I recently had a chance to do a couple of segments for the Shaw Cable TV show called Pure Muscle, thanks to a recommendation from my old buddy Al Swanky whose car was recently featured. (Normally they focus on muscle and super cars.)
Very interesting experience. The host Paul Helmer was cool but he asked me some questions that caught me off guard. With no script I had to say something so it was all spur of the moment answers. Stuff I don’t normally think about, like what I feel when I look at my bikes? Hmmm, what would you say?
I was nervous and totally unprepared when asked to discuss some of my custom work. I told Paul “I am going to think about what I should have said after you leave” and that’s what sort of happened to some extent.
I was positioned on a stool that put me in a less than comfortable position and the interview started: “Spell your name.” Felt kind of strange but Paul and Ron (the senior videographer) are both real pros and soon had me talking. It’s strange how talking about motorcycles calms me down.
Am I an artist? They asked. Not sure what that really means, but I think the bike in question is nice to look at. I think it went okay, this bike kind of speaks for itself anyway.
Then for the second interview I got to go for a ride. We went up behind Turner Valley here in southern Alberta for a change of scene and some “action shots.” Amazing how much more relaxed I became after a short ride. Now I was really getting into it.
Looking at my highly modified 1995 Dyna Superglide Paul asked what I call it. “Traveler” popped out, though I had never said it out loud before even though I had once thought about giving it that name. It never seemed to need a name before.

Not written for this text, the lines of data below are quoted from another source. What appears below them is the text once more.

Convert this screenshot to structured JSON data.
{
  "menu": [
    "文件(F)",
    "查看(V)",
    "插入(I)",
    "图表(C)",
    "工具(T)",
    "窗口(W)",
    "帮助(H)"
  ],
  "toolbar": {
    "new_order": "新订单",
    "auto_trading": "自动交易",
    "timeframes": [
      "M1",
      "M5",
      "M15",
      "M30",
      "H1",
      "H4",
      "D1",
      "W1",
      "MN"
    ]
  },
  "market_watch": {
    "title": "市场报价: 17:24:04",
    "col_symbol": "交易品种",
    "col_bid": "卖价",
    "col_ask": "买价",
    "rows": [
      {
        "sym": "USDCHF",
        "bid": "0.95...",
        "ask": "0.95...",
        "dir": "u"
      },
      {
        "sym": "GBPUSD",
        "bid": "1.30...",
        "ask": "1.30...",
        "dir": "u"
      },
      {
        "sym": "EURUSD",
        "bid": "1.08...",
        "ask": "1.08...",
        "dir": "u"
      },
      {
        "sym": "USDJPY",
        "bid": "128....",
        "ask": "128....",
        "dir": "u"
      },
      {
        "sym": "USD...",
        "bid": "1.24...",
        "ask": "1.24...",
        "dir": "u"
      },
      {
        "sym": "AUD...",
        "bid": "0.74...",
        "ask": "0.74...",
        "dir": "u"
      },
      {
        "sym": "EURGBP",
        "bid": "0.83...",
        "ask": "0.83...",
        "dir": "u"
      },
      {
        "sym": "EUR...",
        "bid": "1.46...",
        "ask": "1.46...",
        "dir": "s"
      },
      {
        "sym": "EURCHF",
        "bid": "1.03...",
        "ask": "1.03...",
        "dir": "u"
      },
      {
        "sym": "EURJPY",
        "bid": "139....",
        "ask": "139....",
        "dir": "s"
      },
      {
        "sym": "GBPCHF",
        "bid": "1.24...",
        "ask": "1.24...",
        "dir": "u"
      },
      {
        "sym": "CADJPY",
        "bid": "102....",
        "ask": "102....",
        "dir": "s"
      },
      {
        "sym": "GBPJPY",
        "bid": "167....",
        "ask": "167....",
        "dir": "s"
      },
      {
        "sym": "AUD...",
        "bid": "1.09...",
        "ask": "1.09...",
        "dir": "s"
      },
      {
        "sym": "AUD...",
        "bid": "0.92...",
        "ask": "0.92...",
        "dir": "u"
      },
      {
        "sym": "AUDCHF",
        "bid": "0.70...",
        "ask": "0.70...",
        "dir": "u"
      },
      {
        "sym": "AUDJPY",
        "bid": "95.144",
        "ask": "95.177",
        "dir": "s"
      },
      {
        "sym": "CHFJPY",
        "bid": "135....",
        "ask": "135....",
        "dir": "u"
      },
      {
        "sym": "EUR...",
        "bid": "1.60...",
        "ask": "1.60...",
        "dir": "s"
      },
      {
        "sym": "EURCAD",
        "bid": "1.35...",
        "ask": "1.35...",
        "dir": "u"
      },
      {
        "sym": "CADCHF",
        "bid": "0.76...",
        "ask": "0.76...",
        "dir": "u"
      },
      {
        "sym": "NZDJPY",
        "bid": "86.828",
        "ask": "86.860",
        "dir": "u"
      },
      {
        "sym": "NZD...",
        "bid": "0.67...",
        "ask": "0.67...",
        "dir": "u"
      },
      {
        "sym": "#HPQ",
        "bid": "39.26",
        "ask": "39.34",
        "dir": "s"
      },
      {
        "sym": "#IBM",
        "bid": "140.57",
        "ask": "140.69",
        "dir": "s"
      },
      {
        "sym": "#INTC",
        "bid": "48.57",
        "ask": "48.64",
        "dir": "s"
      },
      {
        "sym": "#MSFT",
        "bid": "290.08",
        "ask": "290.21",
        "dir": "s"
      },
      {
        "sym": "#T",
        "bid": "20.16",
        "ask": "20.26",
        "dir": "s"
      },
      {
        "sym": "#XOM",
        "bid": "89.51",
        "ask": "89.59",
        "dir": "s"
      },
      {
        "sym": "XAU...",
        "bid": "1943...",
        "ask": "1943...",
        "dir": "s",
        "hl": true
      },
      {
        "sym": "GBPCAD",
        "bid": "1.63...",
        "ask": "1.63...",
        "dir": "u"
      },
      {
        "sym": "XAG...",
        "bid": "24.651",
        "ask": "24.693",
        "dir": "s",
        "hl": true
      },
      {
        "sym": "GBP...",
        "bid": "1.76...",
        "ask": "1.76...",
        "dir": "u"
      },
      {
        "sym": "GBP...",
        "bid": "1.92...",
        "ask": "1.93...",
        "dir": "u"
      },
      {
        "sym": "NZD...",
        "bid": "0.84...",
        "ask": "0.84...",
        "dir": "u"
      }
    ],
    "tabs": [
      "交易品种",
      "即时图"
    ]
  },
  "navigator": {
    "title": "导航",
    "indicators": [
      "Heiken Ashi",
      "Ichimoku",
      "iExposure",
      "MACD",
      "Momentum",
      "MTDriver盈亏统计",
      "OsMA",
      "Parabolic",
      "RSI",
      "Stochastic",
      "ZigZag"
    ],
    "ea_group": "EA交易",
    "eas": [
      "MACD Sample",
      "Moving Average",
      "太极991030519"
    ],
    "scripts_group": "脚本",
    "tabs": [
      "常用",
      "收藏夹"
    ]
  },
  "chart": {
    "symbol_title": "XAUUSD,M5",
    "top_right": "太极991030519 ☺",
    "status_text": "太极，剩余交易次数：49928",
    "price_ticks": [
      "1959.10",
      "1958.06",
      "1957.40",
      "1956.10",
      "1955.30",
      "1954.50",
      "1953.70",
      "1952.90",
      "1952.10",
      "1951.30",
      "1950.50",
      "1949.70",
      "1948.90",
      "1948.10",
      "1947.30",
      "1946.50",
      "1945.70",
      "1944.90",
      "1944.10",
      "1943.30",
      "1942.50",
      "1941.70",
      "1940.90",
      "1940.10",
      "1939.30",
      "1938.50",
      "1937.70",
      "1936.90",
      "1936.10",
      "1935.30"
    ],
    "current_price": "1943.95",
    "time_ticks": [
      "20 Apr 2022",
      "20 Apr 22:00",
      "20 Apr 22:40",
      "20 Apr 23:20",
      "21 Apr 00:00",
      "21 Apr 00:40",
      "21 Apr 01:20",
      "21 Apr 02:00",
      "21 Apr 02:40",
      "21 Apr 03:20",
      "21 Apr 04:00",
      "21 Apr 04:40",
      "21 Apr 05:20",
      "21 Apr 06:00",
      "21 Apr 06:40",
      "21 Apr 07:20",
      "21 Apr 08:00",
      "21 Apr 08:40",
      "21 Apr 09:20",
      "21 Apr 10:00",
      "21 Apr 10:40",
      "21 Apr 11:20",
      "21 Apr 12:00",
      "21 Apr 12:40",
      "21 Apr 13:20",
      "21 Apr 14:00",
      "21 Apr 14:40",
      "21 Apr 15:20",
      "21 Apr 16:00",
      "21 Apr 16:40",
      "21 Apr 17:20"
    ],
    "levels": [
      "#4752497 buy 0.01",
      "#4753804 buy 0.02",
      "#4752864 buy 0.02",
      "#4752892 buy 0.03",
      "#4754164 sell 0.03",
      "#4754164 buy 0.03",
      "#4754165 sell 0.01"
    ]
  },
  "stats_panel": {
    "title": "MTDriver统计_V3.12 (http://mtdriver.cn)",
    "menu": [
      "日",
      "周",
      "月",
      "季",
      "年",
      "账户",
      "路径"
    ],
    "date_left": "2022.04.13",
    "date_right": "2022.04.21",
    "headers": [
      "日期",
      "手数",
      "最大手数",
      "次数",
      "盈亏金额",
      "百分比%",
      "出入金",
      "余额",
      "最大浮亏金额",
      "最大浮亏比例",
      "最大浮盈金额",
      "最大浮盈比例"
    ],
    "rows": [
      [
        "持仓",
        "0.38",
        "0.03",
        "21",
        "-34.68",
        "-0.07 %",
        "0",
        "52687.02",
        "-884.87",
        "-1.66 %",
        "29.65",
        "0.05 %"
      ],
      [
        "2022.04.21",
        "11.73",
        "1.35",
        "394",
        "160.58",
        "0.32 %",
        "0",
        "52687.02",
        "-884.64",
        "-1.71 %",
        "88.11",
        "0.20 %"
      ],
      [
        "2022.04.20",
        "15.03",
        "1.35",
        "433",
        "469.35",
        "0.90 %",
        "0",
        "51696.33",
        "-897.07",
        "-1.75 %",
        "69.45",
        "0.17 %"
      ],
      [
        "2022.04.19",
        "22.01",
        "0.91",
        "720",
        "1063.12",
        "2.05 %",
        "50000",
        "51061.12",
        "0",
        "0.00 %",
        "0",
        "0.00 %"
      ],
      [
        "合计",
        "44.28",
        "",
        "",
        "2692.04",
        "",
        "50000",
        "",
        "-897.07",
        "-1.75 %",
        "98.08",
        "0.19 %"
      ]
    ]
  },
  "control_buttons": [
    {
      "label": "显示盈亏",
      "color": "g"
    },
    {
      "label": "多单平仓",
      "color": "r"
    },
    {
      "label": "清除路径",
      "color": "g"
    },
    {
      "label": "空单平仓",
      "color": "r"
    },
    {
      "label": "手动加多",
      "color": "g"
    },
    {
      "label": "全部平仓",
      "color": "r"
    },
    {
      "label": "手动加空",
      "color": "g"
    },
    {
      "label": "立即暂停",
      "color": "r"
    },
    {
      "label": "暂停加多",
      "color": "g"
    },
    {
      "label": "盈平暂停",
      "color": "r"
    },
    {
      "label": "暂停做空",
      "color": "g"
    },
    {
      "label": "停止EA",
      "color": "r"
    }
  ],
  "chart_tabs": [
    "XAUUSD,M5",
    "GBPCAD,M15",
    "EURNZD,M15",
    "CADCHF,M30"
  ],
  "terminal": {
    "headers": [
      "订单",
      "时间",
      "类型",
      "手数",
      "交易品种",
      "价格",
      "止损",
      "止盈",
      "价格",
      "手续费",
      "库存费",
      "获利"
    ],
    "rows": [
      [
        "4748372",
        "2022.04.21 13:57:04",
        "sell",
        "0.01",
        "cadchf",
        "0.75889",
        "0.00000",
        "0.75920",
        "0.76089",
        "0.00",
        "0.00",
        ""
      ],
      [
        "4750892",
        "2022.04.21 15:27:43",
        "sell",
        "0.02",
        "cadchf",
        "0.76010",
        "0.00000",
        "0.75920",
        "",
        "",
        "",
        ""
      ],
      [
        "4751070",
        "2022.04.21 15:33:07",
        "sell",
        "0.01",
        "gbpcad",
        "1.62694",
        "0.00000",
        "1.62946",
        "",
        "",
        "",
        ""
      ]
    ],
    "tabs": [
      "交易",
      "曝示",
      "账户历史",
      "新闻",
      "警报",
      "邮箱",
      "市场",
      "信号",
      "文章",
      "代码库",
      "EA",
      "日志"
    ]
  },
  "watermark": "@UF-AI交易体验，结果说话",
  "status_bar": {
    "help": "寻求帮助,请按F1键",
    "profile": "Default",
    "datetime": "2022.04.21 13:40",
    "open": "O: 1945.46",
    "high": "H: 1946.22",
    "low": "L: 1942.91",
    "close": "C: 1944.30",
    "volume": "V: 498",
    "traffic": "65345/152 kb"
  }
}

“What do you think about when you look at it?” They asked. Nostalgia seems right; the trips taken over the last 20 years mostly with my wife Corrine riding along on her Sporty, the rallies, the bike rodeos, friends met, lessons learned building the engine and doing other modifications, good times and bad (mostly good). Then there was the big accident where I smashed my hand up real bad and broke 17 bones. That was the day I learned road barricades are made from one-inch plywood. I punched through one with my left hand, backed up by the handlebar. The bike went end over end and I broke two fingers on the Mars tail light Demon. My niece Ronda bought it for me the Christmas before, and I wondered if it sacrificed its fingers so mine would be saved, a lucky charm of sorts. Broken fingers or not it stays on the bike. (How cool is that, a niece that buys you a good luck demon for Christmas!) Then I thought of the paintjob that was done by my friend Guy St. Pierre. Having a paint job from his shop Cyclemania in Okotoks, Alberta may add monetary value, but to me the greater premium is the fact that it was done by a friend—priceless. The airbrushed fall maple leafs befit my age. I have had Traveler so long my friends know the bike. If they see it parked somewhere it’s a good bet that I am not far away.
Then I was asked, “What it would take to buy it.” Unlike my other bikes I could not think of a number. “They will probably bury me with that bike.” I said something about just having too much history.
“How does it compare to the new Harleys?” I had to say it fares pretty well with all the modifications that have been done. Yes, the new bikes with their 110 engines are faster but Traveler’s warmed-over 83-inch Evo is fast enough to be entertaining and cruises effortlessly. Besides I have faster bikes if the urge hits me to ride one. “Would I like a new Harley?” Yes of course, but not bad enough to give up my old friend. It feels kind of like that. New friends are great but not if it means giving up old ones. We talked about the usual stuff: modifications, power and so on as well as the Harley culture. Not being much of a purist that part was brief. I had to admit friends were made that might not have been, had I been riding another brand. I also have some cool T-shirts that would not feel right to wear without owning a Hog.
Paul mentioned how he enjoyed talking to long-term owners; they always have lots of good stories. True that, new bikes don’t come with adventures. They must be added by the new owners, and this takes time.
Days later I have even more attachment to the old bike. Saying things out loud it seems is somewhat different than just thinking them. It’s also different from writing: no spell check, no retreat if you get it wrong. The questions were not meaning of life deep, but still it was a profound experience. There was no makeup or “Green Room” or teleprompters and I didn’t get paid but that’s all okay. It was fun and I learned something about myself and remembered thoughts long absent. I hope the viewers find the bikes pleasant to look at and enjoy the segments. If you don’t get Shaw, the shows will be eventually posted to YouTube.